(The opinions expressed here are those of the author, a columnist for Reuters.)
* GRAPHIC: Top LNG exporters, importers: tmsnrt.rs/2BtShEX
By Clyde Russell
LAUNCESTON, Australia, Feb 22 (Reuters) - If you were looking for signs that the liquefied natural gas (LNG) merry-go-round is starting to spin a little faster, the announcement of a planned massive expansion in Papua New Guinea is ample evidence.
Global majors Exxon Mobil and Total are considering plans to double LNG exports from Papua New Guinea to about 16 million tonnes per annum, their partner Oil Search said on Feb. 20.
If approved, three new trains would be added to the existing Exxon-operated PNG LNG facility, with natural gas from Total’s fields supplying two of the units and the third using existing fields and a new Exxon development.
While a final investment decision on the $13 billion expansion is still more than a year away, it’s a clear sign that LNG producers believe the market is headed for a deficit and that large-scale projects are once again viable.
The LNG industry’s recent development has been characterised by periods of massive investment and capacity expansions followed by lulls amid fears of low prices caused by oversupply.
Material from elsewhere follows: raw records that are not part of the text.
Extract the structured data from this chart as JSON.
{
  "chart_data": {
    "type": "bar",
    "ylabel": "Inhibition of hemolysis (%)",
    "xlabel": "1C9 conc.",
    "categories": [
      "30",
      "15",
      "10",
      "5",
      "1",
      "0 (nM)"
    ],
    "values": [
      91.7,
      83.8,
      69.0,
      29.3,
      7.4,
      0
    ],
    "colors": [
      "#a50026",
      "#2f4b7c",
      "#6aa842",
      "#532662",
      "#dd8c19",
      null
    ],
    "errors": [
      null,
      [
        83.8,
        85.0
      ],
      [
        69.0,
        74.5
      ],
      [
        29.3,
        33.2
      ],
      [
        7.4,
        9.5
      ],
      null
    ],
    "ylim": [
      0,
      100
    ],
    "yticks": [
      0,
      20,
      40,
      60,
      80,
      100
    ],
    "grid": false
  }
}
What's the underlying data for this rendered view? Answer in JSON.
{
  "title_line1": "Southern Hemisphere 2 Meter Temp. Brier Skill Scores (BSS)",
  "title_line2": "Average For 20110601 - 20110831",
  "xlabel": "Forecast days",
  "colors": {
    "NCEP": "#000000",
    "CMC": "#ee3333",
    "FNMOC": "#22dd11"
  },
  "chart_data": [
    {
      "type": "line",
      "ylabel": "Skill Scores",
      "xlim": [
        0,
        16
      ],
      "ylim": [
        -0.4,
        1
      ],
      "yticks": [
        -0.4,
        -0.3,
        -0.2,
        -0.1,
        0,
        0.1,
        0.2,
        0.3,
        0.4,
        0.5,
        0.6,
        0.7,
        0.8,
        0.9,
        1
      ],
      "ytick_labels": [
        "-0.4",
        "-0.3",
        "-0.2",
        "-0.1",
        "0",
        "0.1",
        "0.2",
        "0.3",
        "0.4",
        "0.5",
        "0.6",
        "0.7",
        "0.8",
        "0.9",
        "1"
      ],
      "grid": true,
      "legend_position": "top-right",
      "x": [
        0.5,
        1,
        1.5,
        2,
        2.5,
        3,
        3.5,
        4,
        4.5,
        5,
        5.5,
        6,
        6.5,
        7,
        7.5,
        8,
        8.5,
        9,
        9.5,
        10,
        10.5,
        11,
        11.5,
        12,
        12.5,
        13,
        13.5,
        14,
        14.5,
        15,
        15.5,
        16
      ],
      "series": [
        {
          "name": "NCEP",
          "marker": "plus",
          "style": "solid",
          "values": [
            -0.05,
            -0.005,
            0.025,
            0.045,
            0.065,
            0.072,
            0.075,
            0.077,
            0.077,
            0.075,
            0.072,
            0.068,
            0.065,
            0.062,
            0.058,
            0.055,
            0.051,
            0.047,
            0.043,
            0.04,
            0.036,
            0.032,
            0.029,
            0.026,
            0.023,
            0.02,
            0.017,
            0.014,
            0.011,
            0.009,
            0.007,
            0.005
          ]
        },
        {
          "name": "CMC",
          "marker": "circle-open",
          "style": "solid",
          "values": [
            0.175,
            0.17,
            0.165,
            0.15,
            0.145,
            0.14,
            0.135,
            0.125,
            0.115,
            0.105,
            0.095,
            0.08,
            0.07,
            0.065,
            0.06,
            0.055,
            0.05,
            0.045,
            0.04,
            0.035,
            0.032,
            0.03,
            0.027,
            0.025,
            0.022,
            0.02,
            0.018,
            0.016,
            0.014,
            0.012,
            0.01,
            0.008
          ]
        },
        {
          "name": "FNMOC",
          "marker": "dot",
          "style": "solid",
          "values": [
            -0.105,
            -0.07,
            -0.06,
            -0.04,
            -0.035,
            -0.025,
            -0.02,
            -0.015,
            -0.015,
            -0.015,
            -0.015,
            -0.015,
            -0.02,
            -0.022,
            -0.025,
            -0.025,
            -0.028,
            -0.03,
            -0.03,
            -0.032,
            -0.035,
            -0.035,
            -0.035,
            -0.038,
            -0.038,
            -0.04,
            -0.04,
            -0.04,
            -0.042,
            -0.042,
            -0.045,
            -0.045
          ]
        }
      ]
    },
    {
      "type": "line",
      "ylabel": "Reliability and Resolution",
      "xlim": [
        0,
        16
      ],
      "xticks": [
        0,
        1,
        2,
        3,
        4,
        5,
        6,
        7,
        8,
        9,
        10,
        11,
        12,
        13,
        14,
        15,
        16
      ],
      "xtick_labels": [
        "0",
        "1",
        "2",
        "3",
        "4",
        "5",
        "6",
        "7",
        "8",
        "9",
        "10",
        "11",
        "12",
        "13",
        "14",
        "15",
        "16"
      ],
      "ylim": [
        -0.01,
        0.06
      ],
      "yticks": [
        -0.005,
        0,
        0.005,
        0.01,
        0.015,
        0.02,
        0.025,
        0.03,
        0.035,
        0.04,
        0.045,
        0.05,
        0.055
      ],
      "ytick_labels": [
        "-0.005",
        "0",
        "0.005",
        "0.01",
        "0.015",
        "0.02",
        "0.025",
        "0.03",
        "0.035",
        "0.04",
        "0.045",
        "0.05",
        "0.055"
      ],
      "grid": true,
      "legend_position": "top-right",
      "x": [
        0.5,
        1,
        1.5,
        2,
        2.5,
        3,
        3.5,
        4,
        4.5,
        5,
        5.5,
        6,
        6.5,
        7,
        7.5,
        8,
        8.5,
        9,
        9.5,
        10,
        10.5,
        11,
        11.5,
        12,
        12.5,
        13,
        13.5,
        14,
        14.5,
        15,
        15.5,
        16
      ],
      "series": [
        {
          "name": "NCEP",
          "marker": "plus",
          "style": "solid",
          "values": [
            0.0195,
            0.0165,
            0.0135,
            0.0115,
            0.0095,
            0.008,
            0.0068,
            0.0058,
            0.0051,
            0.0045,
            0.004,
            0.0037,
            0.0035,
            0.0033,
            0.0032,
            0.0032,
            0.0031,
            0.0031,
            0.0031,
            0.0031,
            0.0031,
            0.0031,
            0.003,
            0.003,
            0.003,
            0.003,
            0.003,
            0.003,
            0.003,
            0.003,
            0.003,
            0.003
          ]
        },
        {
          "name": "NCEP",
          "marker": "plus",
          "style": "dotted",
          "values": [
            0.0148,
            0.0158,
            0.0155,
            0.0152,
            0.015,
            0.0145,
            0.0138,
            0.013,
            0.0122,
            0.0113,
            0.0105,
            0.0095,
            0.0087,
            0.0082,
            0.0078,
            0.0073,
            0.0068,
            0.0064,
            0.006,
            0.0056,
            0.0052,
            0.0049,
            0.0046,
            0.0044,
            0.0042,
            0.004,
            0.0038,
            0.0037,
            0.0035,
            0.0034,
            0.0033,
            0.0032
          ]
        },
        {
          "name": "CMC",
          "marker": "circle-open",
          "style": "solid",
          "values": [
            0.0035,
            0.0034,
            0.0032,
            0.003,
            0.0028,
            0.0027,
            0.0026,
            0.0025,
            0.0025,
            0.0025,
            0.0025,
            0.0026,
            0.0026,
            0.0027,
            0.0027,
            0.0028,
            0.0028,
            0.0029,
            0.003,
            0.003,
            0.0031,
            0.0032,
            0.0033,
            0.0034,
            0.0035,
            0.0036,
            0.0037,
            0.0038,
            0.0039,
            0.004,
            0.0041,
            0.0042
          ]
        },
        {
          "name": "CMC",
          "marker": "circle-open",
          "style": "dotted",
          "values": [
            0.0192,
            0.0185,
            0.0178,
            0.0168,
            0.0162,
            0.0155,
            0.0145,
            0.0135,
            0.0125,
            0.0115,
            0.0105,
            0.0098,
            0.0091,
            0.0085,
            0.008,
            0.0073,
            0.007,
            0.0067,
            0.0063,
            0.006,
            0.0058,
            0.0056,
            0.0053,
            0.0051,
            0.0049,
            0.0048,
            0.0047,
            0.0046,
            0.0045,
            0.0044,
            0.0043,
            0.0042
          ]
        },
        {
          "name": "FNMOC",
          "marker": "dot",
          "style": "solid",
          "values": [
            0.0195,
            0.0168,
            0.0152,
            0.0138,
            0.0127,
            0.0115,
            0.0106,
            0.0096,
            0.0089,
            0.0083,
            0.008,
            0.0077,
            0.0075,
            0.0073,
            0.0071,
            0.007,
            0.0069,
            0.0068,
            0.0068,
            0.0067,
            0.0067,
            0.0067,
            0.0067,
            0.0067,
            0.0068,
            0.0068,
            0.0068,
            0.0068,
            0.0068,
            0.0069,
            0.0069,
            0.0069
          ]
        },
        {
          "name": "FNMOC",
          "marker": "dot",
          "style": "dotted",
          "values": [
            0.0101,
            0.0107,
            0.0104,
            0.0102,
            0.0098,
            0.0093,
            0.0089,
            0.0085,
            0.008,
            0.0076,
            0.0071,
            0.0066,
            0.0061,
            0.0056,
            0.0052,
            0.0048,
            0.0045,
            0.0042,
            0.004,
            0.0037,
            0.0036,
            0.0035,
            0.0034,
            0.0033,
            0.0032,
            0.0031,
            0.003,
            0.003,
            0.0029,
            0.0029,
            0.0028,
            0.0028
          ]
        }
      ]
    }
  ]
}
The past decade has witnessed a rapid expansion of LNG capacity, with eight large-scale projects being built in Australia and six in the United States, as well as some others such as the Yamal venture in Russia.
Most of these developments have started, or are due to start, within a fairly narrow time frame between 2016 and 2020, a bunching together of new capacity that led to widespread market concern of oversupply and weak prices.
While it’s still likely that there may be some oversupply this year, and perhaps until the early 2020s, the market reality is that new LNG buyers in Asia and a surge in Chinese demand has eaten away most of the expected surplus.
China imported 38 million tonnes of LNG in 2017, up 46.4 percent from the prior year, according to customs data.
A few years ago there were forecasts that China would import as much as 60 million tonnes of LNG a year by the middle of the next decade, predictions that started to look wildly optimistic as LNG imports struggled to gain traction in the 2014-2016 period.
However, a concerted effort by the authorities in Beijing to switch from more-polluting coal to natural gas has seen a surge in LNG imports, one that is likely to continue as cleaning up air pollution remains a priority, making 60 million tonnes per annum a realistic target.
The attractiveness of LNG relative to coal has also been boosted by a declining spot price for LNG in Asia, which at the current $7.90 per million British thermal units (mmBtu) is less than half the peak of $20.50 reached in February 2014.
It’s not just China turning to LNG, with other Asian countries including India, Pakistan, Vietnam, the Philippines, Sri Lanka and others all planning to increase their capacity to re-gasify the super-chilled fuel.
This new dynamic hasn’t gone unnoticed by LNG companies, which are starting to ramp up talk and action about new projects after a quiet few years spent trying to complete existing developments while navigating lower prices and buyer demands for more flexible contracts.
Australia’s Woodside Petroleum, operator of the existing 16 million tonne per annum Northwest Shelf project, recently launched an almost $2 billion capital raising in order to buy control of an offshore field from partner Exxon, and use the natural gas for an expansion of its Pluto LNG plant.
Mozambique’s vast resources are also getting closer to coming to market with Anadarko Petroleum announcing a sales agreement on Feb. 20, bringing it closer to a final investment decision.
However, all these potential projects are facing quite a different market to the last round of mega-developments that are now coming on stream.
Buyers, especially the majors in North Asia such as Japan, South Korea and China, have made it clear they want flexible contracts.
This means an end to destination clauses, an end, or at least substantial changes, to the method of pricing LNG against crude oil and considerably shorter-term contracts, or even more spot deliveries.
This makes it hard to secure the off-take agreements needed to secure funding for multi-billion dollar projects, meaning it’s likely that those companies with strong balance sheets that they can leverage off will enjoy greater chances of success in developing a new LNG plant.
The LNG market is also likely to become more volatile and the seasonal swings may become more pronounced, especially if China remains the main driver of demand growth.
China’s LNG demand is concentrated over the northern winter, when the fuel is used for mainly heating, replacing coal-fired boilers in both industry and residential use.
While power demand for air-conditioning does increase during summer, China has comparatively little gas-fired generation, meaning demand for coal and other forms of electricity, such as hydro and nuclear, shoulder the burden.
This dynamic is likely to lead to sharper price spikes during winter and declines in summer than has been the case in past years.
Overall, the LNG market is shifting from being staid and focused on the long term to one characterised by rising volatility, shorter-term deals and increasing innovation.